Figura conhecida dos mais altos círculos da política brasileira há pelo menos três décadas, o senador Ciro Nogueira (PP-PI) calcou sua trajetória em um posicionamento característico do grupo ao qual pertence e ao qual ajudou a dar a visibilidade que tem hoje — o poderoso Centrão. Navegando entre os meandros dos jogos de poder, sempre optou pela política de boa vizinhança com o presidente da ocasião e o conglomerado a ele anexado, mesmo que isso significasse uma oscilação de um lado a outro no espectro ideológico, o que lhe garantiu um perfil de habilidoso articulador no Congresso. Agora, no entanto, o cenário é outro. Mesmo tendo em conta um Jair Bolsonaro totalmente encrencado na Justiça, Ciro não abandonou o ex-presidente, de cujo governo foi uma espécie de primeiro-ministro. Com isso, o senador faz uma espécie de estreia oficial na oposição.
No estilo franco-atirador, cada vez mais tem voltado as baterias contra o governo de Luiz Inácio Lula da Silva, de quem já foi aliado no passado. O objetivo mais imediato da artilharia é regional: evitar uma derrota para o PT nas eleições municipais do Piauí. A principal arena do embate é a capital, Teresina. Ciro declarou apoio ao atual candidato mais bem colocado nas pesquisas, o ex-prefeito Silvio Mendes (União Brasil), dentro de uma aliança com o Progressistas e o Republicanos. Apesar do favoritismo, a campanha não será fácil, pois o rival tem um arco de apoios igualmente poderoso. Mendes aparece à frente do deputado estadual Fábio Novo (PT), candidato do governador do estado, Rafael Fonteles (PT), “herdeiro” de Wellington Dias, atual ministro do Desenvolvimento.

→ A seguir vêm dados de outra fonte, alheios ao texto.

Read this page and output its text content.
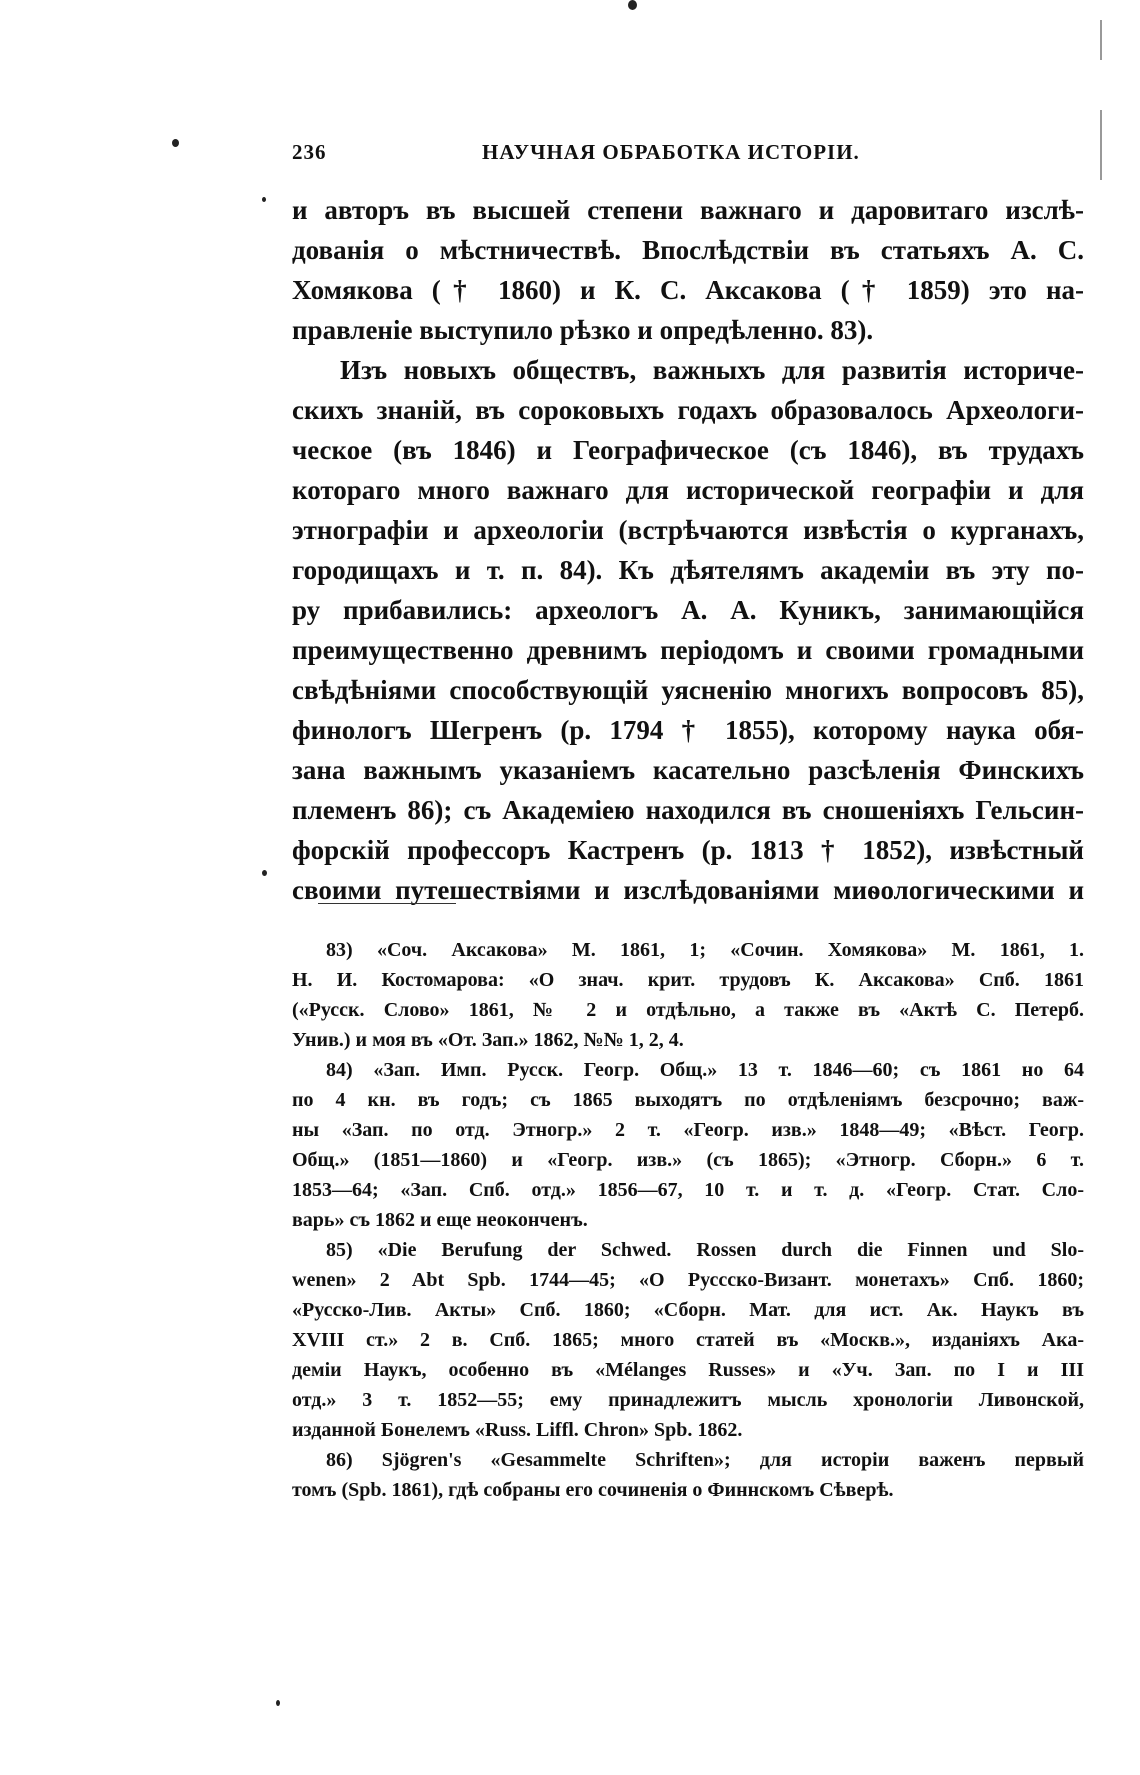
236	НАУЧНАЯ ОБРАБОТКА ИСТОРІИ.
и авторъ въ высшей степени важнаго и даровитаго изслѣ-
дованія о мѣстничествѣ. Впослѣдствіи въ статьяхъ А. С.
Хомякова († 1860) и К. С. Аксакова († 1859) это на-
правленіе выступило рѣзко и опредѣленно. 83).
Изъ новыхъ обществъ, важныхъ для развитія историче-
скихъ знаній, въ сороковыхъ годахъ образовалось Археологи-
ческое (въ 1846) и Географическое (съ 1846), въ трудахъ
котораго много важнаго для исторической географіи и для
этнографіи и археологіи (встрѣчаются извѣстія о курганахъ,
городищахъ и т. п. 84). Къ дѣятелямъ академіи въ эту по-
ру прибавились: археологъ А. А. Куникъ, занимающійся
преимущественно древнимъ періодомъ и своими громадными
свѣдѣніями способствующій уясненію многихъ вопросовъ 85),
финологъ Шегренъ (р. 1794 † 1855), которому наука обя-
зана важнымъ указаніемъ касательно разсѣленія Финскихъ
племенъ 86); съ Академіею находился въ сношеніяхъ Гельсин-
форскій профессоръ Кастренъ (р. 1813 † 1852), извѣстный
своими путешествіями и изслѣдованіями миѳологическими и
83) «Соч. Аксакова» М. 1861, 1; «Сочин. Хомякова» М. 1861, 1.
Н. И. Костомарова: «О знач. крит. трудовъ К. Аксакова» Спб. 1861
(«Русск. Слово» 1861, № 2 и отдѣльно, а также въ «Актѣ С. Петерб.
Унив.) и моя въ «От. Зап.» 1862, №№ 1, 2, 4.
84) «Зап. Имп. Русск. Геогр. Общ.» 13 т. 1846—60; съ 1861 но 64
по 4 кн. въ годъ; съ 1865 выходятъ по отдѣленіямъ безсрочно; важ-
ны «Зап. по отд. Этногр.» 2 т. «Геогр. изв.» 1848—49; «Вѣст. Геогр.
Общ.» (1851—1860) и «Геогр. изв.» (съ 1865); «Этногр. Сборн.» 6 т.
1853—64; «Зап. Спб. отд.» 1856—67, 10 т. и т. д. «Геогр. Стат. Сло-
варь» съ 1862 и еще неоконченъ.
85) «Die Berufung der Schwed. Rossen durch die Finnen und Slo-
wenen» 2 Abt Spb. 1744—45; «О Руссско-Визант. монетахъ» Спб. 1860;
«Русско-Лив. Акты» Спб. 1860; «Сборн. Мат. для ист. Ак. Наукъ въ
XVIII ст.» 2 в. Спб. 1865; много статей въ «Москв.», изданіяхъ Ака-
деміи Наукъ, особенно въ «Mélanges Russes» и «Уч. Зап. по I и III
отд.» 3 т. 1852—55; ему принадлежитъ мысль хронологіи Ливонской,
изданной Бонелемъ «Russ. Liffl. Chron» Spb. 1862.
86) Sjögren's «Gesammelte Schriften»; для исторіи важенъ первый
томъ (Spb. 1861), гдѣ собраны его сочиненія о Финнскомъ Сѣверѣ.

Para fazer frente aos rivais, um dos ativos do senador é justamente a aliança com Bolsonaro. A aproximação decisiva entre eles se deu em meados de 2021, quando Ciro assumiu a Casa Civil do então governo. Como um dos caciques do Centrão, ele foi um dos principais interlocutores a garantir a sustentação política de uma administração até então mambembe. Independentemente do destino dos inquéritos que tiram o sono hoje do ex-presidente, é certo que ele seguirá sendo um cabo eleitoral importante. Ciente disso, Ciro se coloca atualmente como um porta-voz do bolsonarismo.

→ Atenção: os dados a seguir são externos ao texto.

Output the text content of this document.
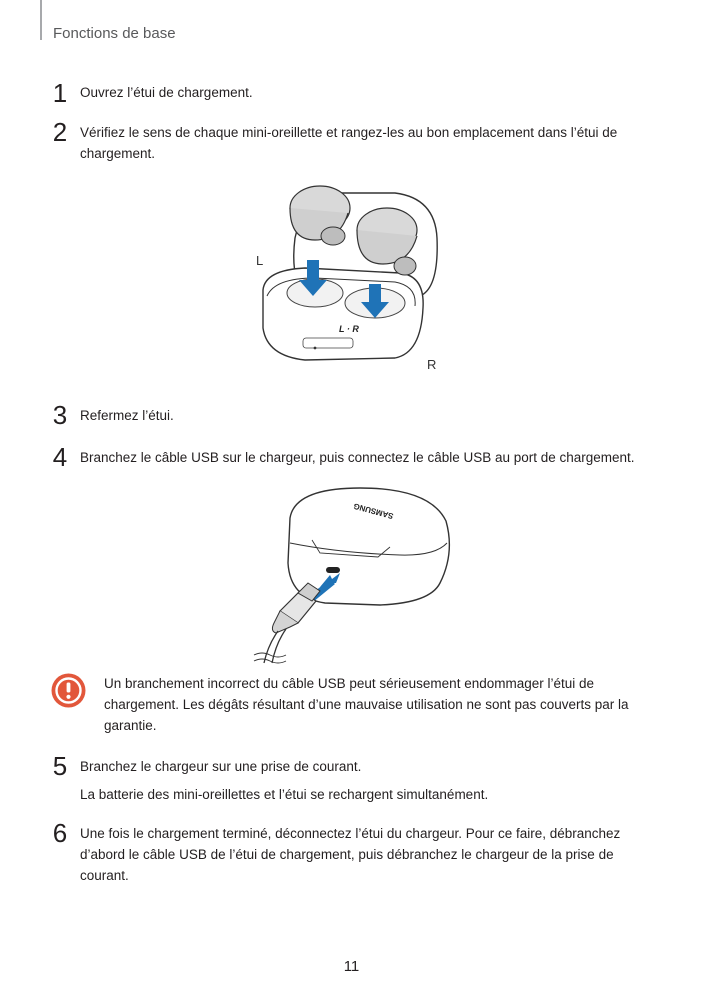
Fonctions de base
1 Ouvrez l’étui de chargement.
2 Vérifiez le sens de chaque mini-oreillette et rangez-les au bon emplacement dans l’étui de
chargement.
L · R
L
R
3 Refermez l’étui.
4 Branchez le câble USB sur le chargeur, puis connectez le câble USB au port de chargement.
SAMSUNG
Un branchement incorrect du câble USB peut sérieusement endommager l’étui de
chargement. Les dégâts résultant d’une mauvaise utilisation ne sont pas couverts par la
garantie.
5 Branchez le chargeur sur une prise de courant.
La batterie des mini-oreillettes et l’étui se rechargent simultanément.
6 Une fois le chargement terminé, déconnectez l’étui du chargeur. Pour ce faire, débranchez
d’abord le câble USB de l’étui de chargement, puis débranchez le chargeur de la prise de
courant.
11
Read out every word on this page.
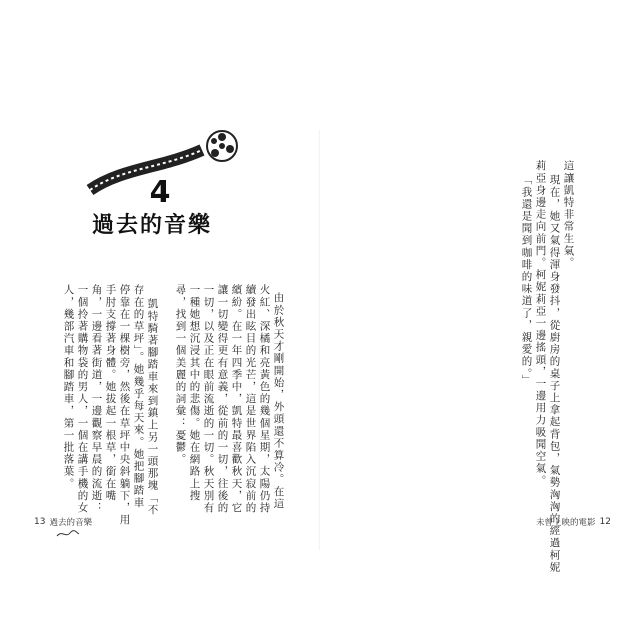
4
過去的音樂
由於秋天才剛開始，外頭還不算冷。在這
火紅、深橘和亮黃色的幾個星期，太陽仍持
續發出眩目的光芒，這是世界陷入沉寂前的
繽紛。在一年四季中，凱特最喜歡秋天，它
讓一切變得更有意義，從前的一切，往後的
一切，以及正在眼前流逝的一切。秋天別有
一種她想沉浸其中的悲傷。她在網路上搜
尋，找到一個美麗的詞彙：憂鬱。
凱特騎著腳踏車來到鎮上另一頭那塊「不
存在的草坪」。她幾乎每天來。她把腳踏車
停靠在一棵樹旁，然後在草坪中央斜躺下，用
手肘支撐著身體。她拔起一根草，銜在嘴
角，一邊看著街道，一邊觀察早晨的流逝：
一個拎著購物袋的男人，一個在講手機的女
人，幾部汽車和腳踏車，第一批落葉。
13 過去的音樂
這讓凱特非常生氣。
現在，她又氣得渾身發抖，從廚房的桌子上拿起背包，氣勢洶洶的經過柯妮
莉亞身邊走向前門。柯妮莉亞一邊搖頭，一邊用力吸聞空氣。
「我還是聞到咖啡的味道了，親愛的。」
未曾上映的電影 12
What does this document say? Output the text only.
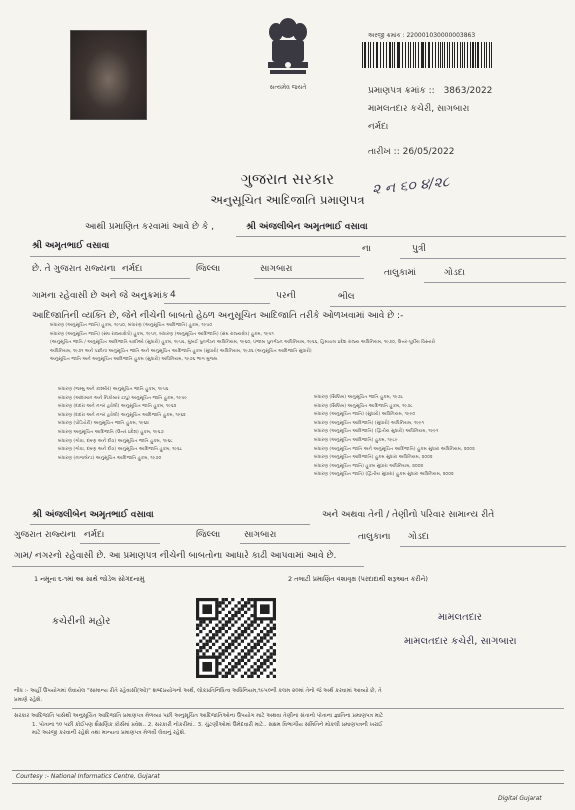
સત્યમેવ જયતે
અરજી ક્રમાંક : 220001030000003863
પ્રમાણપત્ર ક્રમાંક :: 3863/2022
મામલતદાર કચેરી, સાગબારા
નર્મદા
તારીખ :: 26/05/2022
ગુજરાત સરકાર
અનુસૂચિત આદિજાતિ પ્રમાણપત્ર
૨ ન ૬૦ ૪/૨૮
આથી પ્રમાણિત કરવામાં આવે છે કે ,	શ્રી અંજલીબેન અમૃતભાઈ વસાવા
શ્રી અમૃતભાઈ વસાવા	ના	પુત્રી
છે. તે ગુજરાત રાજ્યના નર્મદા	જિલ્લા	સાગબારા	તાલુકામાં	ગોડદા
ગામના રહેવાસી છે અને જે અનુક્રમાંક 4	પરની	ભીલ
આદિજાતિની વ્યક્તિ છે, જેને નીચેની બાબતો હેઠળ અનુસૂચિત આદિજાતિ તરીકે ઓળખવામાં આવે છે :-
બંધારણ (અનુસૂચિત જાતિ) હુકમ, ૧૯૫૦, બંધારણ (અનુસૂચિત આદિજાતિ) હુકમ, ૧૯૫૦
બંધારણ (અનુસૂચિત જાતિ) (સંઘ રાજ્યક્ષેત્રો) હુકમ, ૧૯૫૧, બંધારણ (અનુસૂચિત આદિજાતિ) (સંઘ રાજ્યક્ષેત્ર) હુકમ, ૧૯૫૧
(અનુસૂચિત જાતિ / અનુસૂચિત આદિજાતિ યાદીઓ (સુધારો) હુકમ, ૧૯૫૬, મુંબઈ પુનર્ગઠન અધિનિયમ, ૧૯૬૦, પંજાબ પુનર્ગઠન અધિનિયમ, ૧૯૬૬, હિમાચલ પ્રદેશ રાજ્ય અધિનિયમ, ૧૯૭૦, ઉત્તર-પૂર્વીય વિસ્તારો
અધિનિયમ, ૧૯૭૧ અને પછીના અનુસૂચિત જાતિ અને અનુસૂચિત આદિજાતિ હુકમ (સુધારો) અધિનિયમ, ૧૯૭૬ (અનુસૂચિત આદિજાતિ સુધારો)
અનુસૂચિત જાતિ અને અનુસૂચિત આદિજાતિ હુકમ (સુધારો) અધિનિયમ, ૧૯૭૬ ભાગ મુજબ

બંધારણ (જમ્મુ અને કાશ્મીર) અનુસૂચિત જાતિ હુકમ, ૧૯૫૬
બંધારણ (આંદામાન અને નિકોબાર ટાપુ) અનુસૂચિત જાતિ હુકમ, ૧૯૫૯
બંધારણ (દાદરા અને નગર હવેલી) અનુસૂચિત જાતિ હુકમ, ૧૯૬૨
બંધારણ (દાદરા અને નગર હવેલી) અનુસૂચિત આદિજાતિ હુકમ, ૧૯૬૨
બંધારણ (પોંડિચેરી) અનુસૂચિત જાતિ હુકમ, ૧૯૬૪
બંધારણ અનુસૂચિત આદિજાતિ (ઉત્તર પ્રદેશ) હુકમ, ૧૯૬૭
બંધારણ (ગોવા, દમણ અને દીવ) અનુસૂચિત જાતિ હુકમ, ૧૯૬૮
બંધારણ (ગોવા, દમણ અને દીવ) અનુસૂચિત આદિજાતિ હુકમ, ૧૯૬૮
બંધારણ (નાગાલેન્ડ) અનુસૂચિત આદિજાતિ હુકમ, ૧૯૭૦
બંધારણ (સિક્કિમ) અનુસૂચિત જાતિ હુકમ, ૧૯૭૮
બંધારણ (સિક્કિમ) અનુસૂચિત આદિજાતિ હુકમ, ૧૯૭૮
બંધારણ (અનુસૂચિત જાતિ) (સુધારો) અધિનિયમ, ૧૯૯૦
બંધારણ (અનુસૂચિત આદિજાતિ) (સુધારો) અધિનિયમ, ૧૯૯૧
બંધારણ (અનુસૂચિત આદિજાતિ) (દ્વિતીય સુધારો) અધિનિયમ, ૧૯૯૧
બંધારણ (અનુસૂચિત આદિજાતિ) હુકમ, ૧૯૮૯
બંધારણ (અનુસૂચિત જાતિ અને અનુસૂચિત આદિજાતિ) હુકમ સુધારા અધિનિયમ, ૨૦૦૨
બંધારણ (અનુસૂચિત આદિજાતિ) હુકમ સુધારા અધિનિયમ, ૨૦૦૨
બંધારણ (અનુસૂચિત જાતિ) હુકમ સુધારા અધિનિયમ, ૨૦૦૨
બંધારણ (અનુસૂચિત જાતિ) (દ્વિતીય સુધારા) હુકમ સુધારા અધિનિયમ, ૨૦૦૨
શ્રી અંજલીબેન અમૃતભાઈ વસાવા	અને અથવા તેની / તેણીનો પરિવાર સામાન્ય રીતે
ગુજરાત રાજ્યના નર્મદા	જિલ્લા	સાગબારા	તાલુકાના ગોડદા
ગામ/ નગરનો રહેવાસી છે. આ પ્રમાણપત્ર નીચેની બાબતોના આધારે કાઢી આપવામાં આવે છે.
1 નમૂના ૬-૧માં આ સાથે જોડેલ સોગંદનામું	2 તલાટી પ્રમાણિત વંશાવૃક્ષ (પરદાદાથી શરૂઆત કરીને)
કચેરીની મહોર	મામલતદાર
મામલતદાર કચેરી, સાગબારા
નોંધ :- અહીં ઉપયોગમાં લેવાયેલ "સામાન્ય રીતે રહેવાસી(ઓ)" શબ્દપ્રયોગનો અર્થ, લોકપ્રતિનિધિત્વ અધિનિયમ,૧૯૫૦ની કલમ ૨૦માં તેનો જે અર્થ કરવામાં આવ્યો છે, તે
પ્રમાણે રહેશે.
સરકાર આદિજાતિ પાસેથી અનુસૂચિત આદિજાતિ પ્રમાણપત્ર મેળવ્યા પછી અનુસૂચિત આદિજાતિઓના ઉપયોગ માટે અથવા તેણીના સંતાનો પોતાના જ્ઞાતિના પ્રમાણપત્ર માટે
1. પોતાના ૧૦ પછી કોઈપણ શૈક્ષણિક કોર્સમાં પ્રવેશ.. 2. સરકારી નોકરીમાં.. 3. ચુંટણીઓમાં ઉમેદવારી માટે.. સક્ષમ વિભાગીય સમિતિને મોકલી પ્રમાણપત્રની ખરાઈ
માટે અરજી કરવાની રહેશે તથા માન્યતા પ્રમાણપત્ર મેળવી લેવાનું રહેશે.
Courtesy :- National Informatics Centre, Gujarat
Digital Gujarat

Além de críticas contumazes a Lula — ao qual tem se referido como “governo da decepção” —, com disparos que vão desde a meta fiscal até o inchaço da máquina pública, o senador se dispõe até a defender Bolsonaro nos enroscos do ex-capitão com a Justiça. Em março, criticou as declarações de militares à Polícia Federal na investigação que apura a suposta tentativa de golpe de Estado e apontou prevaricação dos envolvidos. Em depoimento, o ex-comandante do Exército Marco Antônio Freire Gomes disse que o plano fora apresentado por Bolsonaro.
Tamanho esforço oposicionista vai muito além do plano dele de garantir uma vitória em Teresina. A movimentação de Ciro é também uma contraposição ao próprio PT, dentro de uma estratégia para fortalecer as alianças políticas no Piauí e, assim, garantir uma eventual renovação de seu mandato em 2026. Aliados apontam que o senador terá como entrave justamente a virada de chave à direita em seu posicionamento político. Como o estado é majoritariamente petista — o presidente teve mais de 74% dos votos na última eleição —, a pecha bolsonarista jogaria contra. Por essa razão, uma vitória em Teresina — cidade que historicamente não elege petistas — seria um passo importante para a briga por uma nova cadeira no Senado.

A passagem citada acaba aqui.